Seguir el rastro de los adjetivos
Cuando tratamos de depurar responsabilidades de los hechos violentos, podemos contabilizar el número de veces que un personaje o un colectivo es nombrado junto a una queja, una acusación o junto a un adjetivo peyorativo (traidor, malvado, secuaz, malhechor…).
De igual modo, podremos ponderar los discursos pacifistas (existentes también en esta época), contabilizando el número de veces que la palabra paz aparece en nuestro corpus, para demostrar que toda esta violencia se realizó en contra de unos principios morales dominantes (tomados de la filosofía clásica y del pensamiento cristiano), que condenaban la crueldad de algunos hechos.
Entre estos se encuentra el asesinato del obispo Nicolás de Echávarri a manos de Pierres de Peralta, que causó escándalo en la época por ser la víctima un eclesiástico de alto rango, por un lado, y producirse en un periodo de tregua, por otro.
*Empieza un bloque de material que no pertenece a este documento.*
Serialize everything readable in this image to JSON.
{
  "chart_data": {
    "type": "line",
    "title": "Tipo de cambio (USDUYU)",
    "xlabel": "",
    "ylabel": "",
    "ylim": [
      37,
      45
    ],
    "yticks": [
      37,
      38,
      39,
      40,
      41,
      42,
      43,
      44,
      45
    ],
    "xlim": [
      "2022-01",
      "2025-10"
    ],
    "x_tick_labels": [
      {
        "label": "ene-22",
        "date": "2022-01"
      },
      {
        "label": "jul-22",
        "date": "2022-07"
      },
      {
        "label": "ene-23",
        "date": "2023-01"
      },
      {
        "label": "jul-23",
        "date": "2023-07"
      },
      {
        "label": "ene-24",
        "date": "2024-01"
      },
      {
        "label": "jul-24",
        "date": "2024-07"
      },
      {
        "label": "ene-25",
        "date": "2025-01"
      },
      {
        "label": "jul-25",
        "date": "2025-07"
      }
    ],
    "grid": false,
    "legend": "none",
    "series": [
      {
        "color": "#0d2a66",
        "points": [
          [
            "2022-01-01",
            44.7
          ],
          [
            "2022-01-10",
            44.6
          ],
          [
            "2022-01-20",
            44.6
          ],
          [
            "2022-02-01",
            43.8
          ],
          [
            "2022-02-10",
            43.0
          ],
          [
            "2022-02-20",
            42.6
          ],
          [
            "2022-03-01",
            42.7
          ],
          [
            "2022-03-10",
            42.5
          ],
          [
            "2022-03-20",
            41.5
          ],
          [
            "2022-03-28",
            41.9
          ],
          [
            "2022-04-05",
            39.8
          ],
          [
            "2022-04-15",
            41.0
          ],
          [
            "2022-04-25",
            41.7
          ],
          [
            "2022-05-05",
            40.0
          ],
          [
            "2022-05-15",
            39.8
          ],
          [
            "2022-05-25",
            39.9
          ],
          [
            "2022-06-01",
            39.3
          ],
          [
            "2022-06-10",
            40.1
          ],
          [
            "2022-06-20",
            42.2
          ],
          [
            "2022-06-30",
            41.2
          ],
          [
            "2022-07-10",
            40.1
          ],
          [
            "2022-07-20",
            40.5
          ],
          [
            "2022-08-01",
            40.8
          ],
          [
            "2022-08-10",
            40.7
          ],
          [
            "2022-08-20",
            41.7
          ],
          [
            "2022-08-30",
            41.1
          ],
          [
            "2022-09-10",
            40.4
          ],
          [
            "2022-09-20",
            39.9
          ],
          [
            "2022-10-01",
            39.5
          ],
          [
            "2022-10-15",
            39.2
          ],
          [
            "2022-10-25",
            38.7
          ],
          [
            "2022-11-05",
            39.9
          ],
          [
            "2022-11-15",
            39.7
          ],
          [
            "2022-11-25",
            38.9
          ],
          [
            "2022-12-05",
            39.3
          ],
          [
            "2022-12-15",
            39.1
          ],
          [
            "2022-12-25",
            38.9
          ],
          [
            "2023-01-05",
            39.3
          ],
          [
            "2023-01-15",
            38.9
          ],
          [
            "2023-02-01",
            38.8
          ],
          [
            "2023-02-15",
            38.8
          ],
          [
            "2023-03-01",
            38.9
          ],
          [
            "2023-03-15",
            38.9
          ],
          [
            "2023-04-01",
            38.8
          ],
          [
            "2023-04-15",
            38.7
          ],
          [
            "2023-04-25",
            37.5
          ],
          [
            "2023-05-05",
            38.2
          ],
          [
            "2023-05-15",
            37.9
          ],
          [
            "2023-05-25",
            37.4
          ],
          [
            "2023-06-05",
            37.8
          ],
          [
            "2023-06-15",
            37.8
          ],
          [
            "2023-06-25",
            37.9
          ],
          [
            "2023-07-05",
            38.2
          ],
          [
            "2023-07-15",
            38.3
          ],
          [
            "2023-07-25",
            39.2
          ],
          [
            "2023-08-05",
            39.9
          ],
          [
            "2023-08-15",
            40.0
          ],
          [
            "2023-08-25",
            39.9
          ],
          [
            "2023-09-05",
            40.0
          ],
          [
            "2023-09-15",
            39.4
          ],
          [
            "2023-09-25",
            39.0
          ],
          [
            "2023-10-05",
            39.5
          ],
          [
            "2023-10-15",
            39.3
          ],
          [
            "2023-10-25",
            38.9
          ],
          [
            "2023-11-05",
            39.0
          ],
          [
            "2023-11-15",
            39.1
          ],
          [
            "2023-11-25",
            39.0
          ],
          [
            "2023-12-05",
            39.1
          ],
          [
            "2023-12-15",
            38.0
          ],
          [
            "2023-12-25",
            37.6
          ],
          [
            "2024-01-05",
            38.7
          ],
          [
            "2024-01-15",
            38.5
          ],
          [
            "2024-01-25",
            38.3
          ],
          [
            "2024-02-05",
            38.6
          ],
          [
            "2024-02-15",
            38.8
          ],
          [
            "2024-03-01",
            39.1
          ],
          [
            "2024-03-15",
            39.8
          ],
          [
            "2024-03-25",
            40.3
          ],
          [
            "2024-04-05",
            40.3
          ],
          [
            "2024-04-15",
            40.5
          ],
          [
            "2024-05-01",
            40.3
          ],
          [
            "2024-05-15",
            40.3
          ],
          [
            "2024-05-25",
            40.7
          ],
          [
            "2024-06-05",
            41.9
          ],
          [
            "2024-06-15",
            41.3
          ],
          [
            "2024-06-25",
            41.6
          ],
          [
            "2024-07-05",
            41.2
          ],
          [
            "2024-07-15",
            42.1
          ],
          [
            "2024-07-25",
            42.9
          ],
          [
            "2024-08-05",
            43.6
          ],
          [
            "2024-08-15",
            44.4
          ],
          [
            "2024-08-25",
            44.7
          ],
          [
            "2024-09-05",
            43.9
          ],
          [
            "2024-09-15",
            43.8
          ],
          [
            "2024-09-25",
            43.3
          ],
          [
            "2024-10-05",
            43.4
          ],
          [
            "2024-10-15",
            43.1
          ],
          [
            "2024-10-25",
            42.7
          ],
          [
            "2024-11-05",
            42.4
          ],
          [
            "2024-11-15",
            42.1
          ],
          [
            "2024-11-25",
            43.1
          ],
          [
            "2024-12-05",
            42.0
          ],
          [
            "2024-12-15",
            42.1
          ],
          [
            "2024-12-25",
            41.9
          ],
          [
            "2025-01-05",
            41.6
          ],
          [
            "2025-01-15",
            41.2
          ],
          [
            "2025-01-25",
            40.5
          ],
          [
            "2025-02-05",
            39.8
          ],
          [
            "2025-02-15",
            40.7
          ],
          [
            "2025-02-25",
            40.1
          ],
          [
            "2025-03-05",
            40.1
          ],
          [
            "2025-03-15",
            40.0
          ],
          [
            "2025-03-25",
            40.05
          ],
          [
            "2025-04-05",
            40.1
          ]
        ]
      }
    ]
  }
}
También tuvieron gran impacto los castigos especialmente crueles (cruel, crudelísimo), como los cometidos por el conde de Lerín en Mendavia al torturar a varios vecinos. En una comunicación fechada el 16 de diciembre de 1494, el sacerdote de Mendavia, Martín Miguel, solicitaba ayuda a los reyes de Navarra declarando que los detenidos acabaron “como aquellos que en vida están soterrados y viviendo mueren”.
Por medio de la edición digital de fuentes escritas y de su tratamiento con metodologías lexicométricas como las anteriormente mencionadas, podemos aportar demostraciones inequívocas sobre la extensión del uso de una palabra (o incluso de un campo semántico entero), a lo largo del tiempo y la extensión de un territorio. Esto se hace en función de los descriptores temporales y geográficos que definamos y de su representación gráfica o cartográfica.
Así que volvemos a nuestra pregunta inicial: ¿podemos medir el sufrimiento de nuestros antepasados medievales en la guerra civil entre agramonteses y beaumonteses? La respuesta honesta es reconocer que no, puesto que no contamos con la posibilidad de realizar mediciones o elaborar encuestas objetivas en el pasado. Sin embargo, hoy sí podemos medir o contabilizar con objetividad algo relativamente similar: el sufrimiento, subjetivo, del que nuestros antepasados dejaron testimonio en las fuentes escritas de aquella época.